Sevgilisinin yüzünü öpücükleriyle donatırken aniden belinden çekilerek üzerine düştü Minho'nun. Büyüğü onu baldırlarından tutarak üzerine yerleştirdiğinde dudaklarını öne doğru uzatıp bir öpücük beklediğini belirtti. Jisung bunun üzerine kıkırdayıp "Ne zamandır uyanıksın?" diyerek dudaklarını Minho'nun dudaklarına bastırdı hafifçe.

Minho inatla gözlerini açmayı reddedip kaşları çatık bir biçimde konuştu. İkisinin de sesi gece boyu inlemekten kısılmış hâldeydi. "Galiba birkaç saat oluyor, emin değilim. Amacım seni uyurken izlemek yönündeydi-" dedi ancak cümlesini yarıda kesti Minho. Yutkunmasından anlaşılacağı üzere ağzındaki baklayı çıkarmamakta ısrarcıydı.

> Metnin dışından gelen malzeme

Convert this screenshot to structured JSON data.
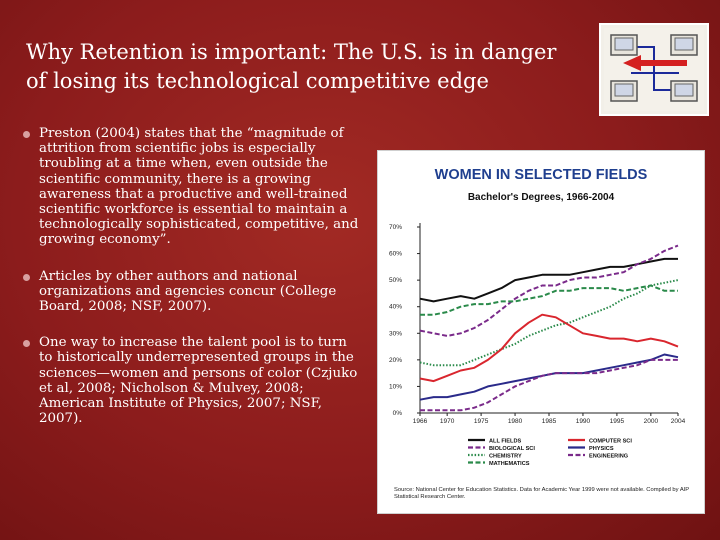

"Bebeğim, gözlerimin içine bak ve bana sorundan bahset. Bundan sonra birbirimizden sır saklamayalım olur mu, tüm sorunları birlikte çözebiliriz. Yeter ki dürüst ol." diyerek yanağını okşadı Jisung. Minho'yu baskı altında hissettirmek istemediğinden nazik ve mayıştırıcı dokunuşlarla onu sakinleştiriyordu.

"Anlamıyorsun." dedi Minho hüzünle.

Hafifçe araladığı güzel gözlerinden tane tane yaşlar dökülüyordu. Jisung panikle yatakta doğrulup Minho'nun elini tuttu ve yüzüne eğildi. Ağzından çıkan her kelimeye harfiyen dikkat etse de tekrardan Minho'nun ağladığını görmek kalbine büyük bir acının saplanmasına sebep olmuştu.

"Üzgünüm, her şeyin yolunda gitmediğini biliyorum fakat-" Jisung'un sözleri Minho'nun gözleriyle kesilmişti. Başını usulca kaldırıp yaş gözleriyle yeni doğan bir bebek gibi etrafa bakıyordu. Ancak bu bakışlar bomboş, soluk ve bir hiçlikten ibaretti. Bir bebek ilk doğduğunda kördür, zamanla gözleri dünyaya açılır. Minho'nun onlardan tek farkıysa onun gözlerinin artık dünyaya kapalı olmasıydı. Ölene dek...

Jisung sadece kendini kandırdığını düşünmek istedi, zihni ona basit oyunlar oynuyordu değil mi? Minho sağlıklıydı, onu görüyordu, az sonra göz göze geleceklerdi. Her şey birtakım yanlış anlaşılmadan ibaret olsa gerek.

Dakikalarca Minho'dan gözlerini çekmese de içten içe kabullenmiş gibi ağlıyordu. Başaramamıştı, Minho'nun hayatına girmiş, onun zamanını çalarak oyalamış ve kurtarılmayı bekleyen sevgilisi için geç kalmıştı. Geri dönüş yoktu, çıkmaz sokağa girmişti. Mutluluk bir daha kapılarına uğrar mıydı? Hiç sanmıyordu.